Spending Up, Satisfaction Down

The Broadridge survey found that average marketing-spend increased in 2022 to $17,433, up from $16,090 in 2021. But while more dollars were spent, the percentage of revenue allocated to marketing dropped to an average of 3.1% in 2022, compared to 3.6% in 2021, according to the New York-based consultant and financial technology provider.

Satisfaction with that marketing spend also declined, with 68% of advisers reporting they are either very satisfied or satisfied with their return on investing for marketing, as compared to 77% in 2021.

The Broadridge survey touted the importance of advisers having a defined marketing strategy to land clients. The firm found that advisers with a marketing plan are more likely to achieve better business outcomes than their counterparts without a strategy.
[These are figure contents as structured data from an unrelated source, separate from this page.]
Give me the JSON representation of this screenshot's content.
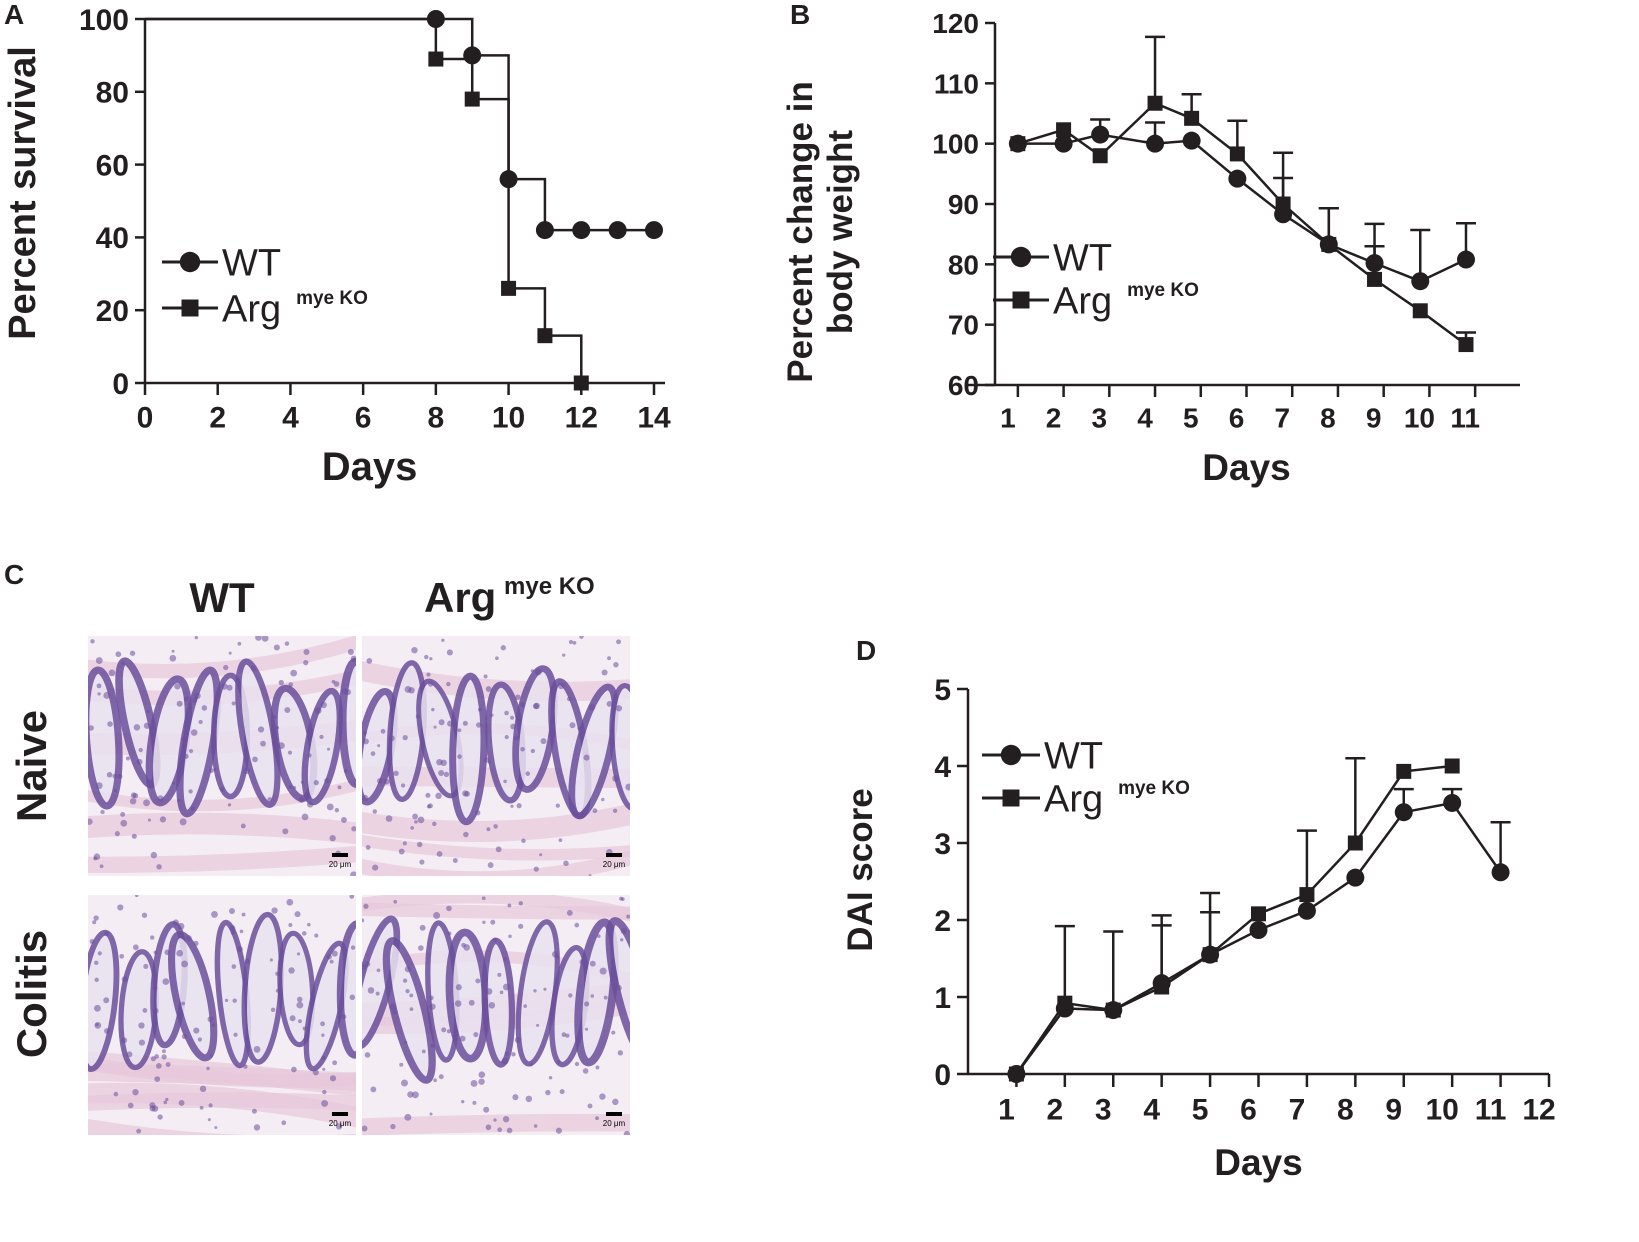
{
  "colors": {
    "ink": "#231f20",
    "stain_pink": "#e7c8da",
    "stain_purple": "#6b4f9c",
    "stain_bg": "#f4eef4"
  },
  "panels": {
    "A": {
      "letter": "A"
    },
    "B": {
      "letter": "B"
    },
    "C": {
      "letter": "C"
    },
    "D": {
      "letter": "D"
    }
  },
  "histology": {
    "col_labels": [
      "WT",
      "Arg"
    ],
    "col_sup": "mye KO",
    "row_labels": [
      "Naive",
      "Colitis"
    ],
    "scale_bar_label": "20 μm"
  },
  "chart_data": [
    {
      "panel": "A",
      "type": "line",
      "subtype": "kaplan-meier",
      "title": "",
      "xlabel": "Days",
      "ylabel": "Percent survival",
      "xlim": [
        0,
        14
      ],
      "ylim": [
        0,
        100
      ],
      "xticks": [
        0,
        2,
        4,
        6,
        8,
        10,
        12,
        14
      ],
      "yticks": [
        0,
        20,
        40,
        60,
        80,
        100
      ],
      "legend": {
        "position": "left-middle",
        "entries": [
          "WT",
          "Arg"
        ],
        "superscript": "mye KO"
      },
      "series": [
        {
          "name": "WT",
          "marker": "circle",
          "steps": [
            [
              0,
              100
            ],
            [
              8,
              100
            ],
            [
              9,
              90
            ],
            [
              10,
              56
            ],
            [
              11,
              42
            ],
            [
              14,
              42
            ]
          ],
          "markers": [
            [
              8,
              100
            ],
            [
              9,
              90
            ],
            [
              10,
              56
            ],
            [
              11,
              42
            ],
            [
              12,
              42
            ],
            [
              13,
              42
            ],
            [
              14,
              42
            ]
          ]
        },
        {
          "name": "Arg mye KO",
          "marker": "square",
          "steps": [
            [
              0,
              100
            ],
            [
              8,
              89
            ],
            [
              9,
              78
            ],
            [
              10,
              26
            ],
            [
              11,
              13
            ],
            [
              12,
              0
            ]
          ],
          "markers": [
            [
              8,
              89
            ],
            [
              9,
              78
            ],
            [
              10,
              26
            ],
            [
              11,
              13
            ],
            [
              12,
              0
            ]
          ]
        }
      ]
    },
    {
      "panel": "B",
      "type": "line",
      "title": "",
      "xlabel": "Days",
      "ylabel": "Percent change in body weight",
      "ylabel_lines": [
        "Percent change in",
        "body weight"
      ],
      "xlim": [
        0.5,
        11.5
      ],
      "ylim": [
        60,
        120
      ],
      "xticks": [
        1,
        2,
        3,
        4,
        5,
        6,
        7,
        8,
        9,
        10,
        11
      ],
      "yticks": [
        60,
        70,
        80,
        90,
        100,
        110,
        120
      ],
      "legend": {
        "position": "left-middle",
        "entries": [
          "WT",
          "Arg"
        ],
        "superscript": "mye KO"
      },
      "series": [
        {
          "name": "WT",
          "marker": "circle",
          "x": [
            1,
            2,
            2.8,
            4,
            4.8,
            5.8,
            6.8,
            7.8,
            8.8,
            9.8,
            10.8
          ],
          "values": [
            100,
            100,
            101.5,
            100,
            100.5,
            94.2,
            88.3,
            83.3,
            80.2,
            77.2,
            80.8
          ],
          "err": [
            0,
            0,
            2.5,
            3.5,
            0,
            0,
            6,
            6,
            6.5,
            8.5,
            6
          ]
        },
        {
          "name": "Arg mye KO",
          "marker": "square",
          "x": [
            1,
            2,
            2.8,
            4,
            4.8,
            5.8,
            6.8,
            7.8,
            8.8,
            9.8,
            10.8
          ],
          "values": [
            100,
            102.3,
            98,
            106.7,
            104.2,
            98.3,
            90,
            83.3,
            77.5,
            72.3,
            66.7
          ],
          "err": [
            0,
            0,
            0,
            11,
            4,
            5.5,
            8.5,
            6,
            5.5,
            0,
            2
          ]
        }
      ]
    },
    {
      "panel": "D",
      "type": "line",
      "title": "",
      "xlabel": "Days",
      "ylabel": "DAI score",
      "xlim": [
        0,
        12
      ],
      "ylim": [
        0,
        5
      ],
      "xticks": [
        1,
        2,
        3,
        4,
        5,
        6,
        7,
        8,
        9,
        10,
        11,
        12
      ],
      "yticks": [
        0,
        1,
        2,
        3,
        4,
        5
      ],
      "legend": {
        "position": "top-left",
        "entries": [
          "WT",
          "Arg"
        ],
        "superscript": "mye KO"
      },
      "series": [
        {
          "name": "WT",
          "marker": "circle",
          "x": [
            1,
            2,
            3,
            4,
            5,
            6,
            7,
            8,
            9,
            10,
            11
          ],
          "values": [
            0,
            0.85,
            0.83,
            1.18,
            1.55,
            1.87,
            2.12,
            2.55,
            3.4,
            3.52,
            2.62
          ],
          "err": [
            0,
            0,
            0,
            0.75,
            0.55,
            0,
            0,
            0,
            0.3,
            0.18,
            0.65
          ]
        },
        {
          "name": "Arg mye KO",
          "marker": "square",
          "x": [
            1,
            2,
            3,
            4,
            5,
            6,
            7,
            8,
            9,
            10
          ],
          "values": [
            0,
            0.92,
            0.83,
            1.13,
            1.55,
            2.08,
            2.33,
            3.0,
            3.93,
            4.0
          ],
          "err": [
            0,
            1.0,
            1.02,
            0.93,
            0.8,
            0,
            0.83,
            1.1,
            0,
            0
          ]
        }
      ]
    }
  ]
}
When it came to social media spending, 57% of advisers with a defined marketing strategy converted a social media lead to a new client, compared to 36% of those without a strategy.

Hourihan, of San Diego-based 401(k) Marketing, says that, in general, advisers are not allocating enough budget to marketing. She says the 3% to 3.5% range of budget spend is nowhere near enough for success.

“In other industries, it’s expected that companies invest 10% to 15% in marketing,” Hourihan says. “Our industry is very low, so I encourage people to spend 5% or 6% and see what happens.”

Hourihan says every adviser must have a strong digital presence to meet the demands of the current market, as plan sponsors will shop around for the best adviser, looking them up on LinkedIn and other platforms.

“They’ll look to see: Does this person look competent?” Hourihan says. “If the answer is, ‘No,’ then they quickly leave, but if they see that the adviser has a great page, resources and talks about how they can solve problems for plan sponsors, then they’re likely going to be interested.”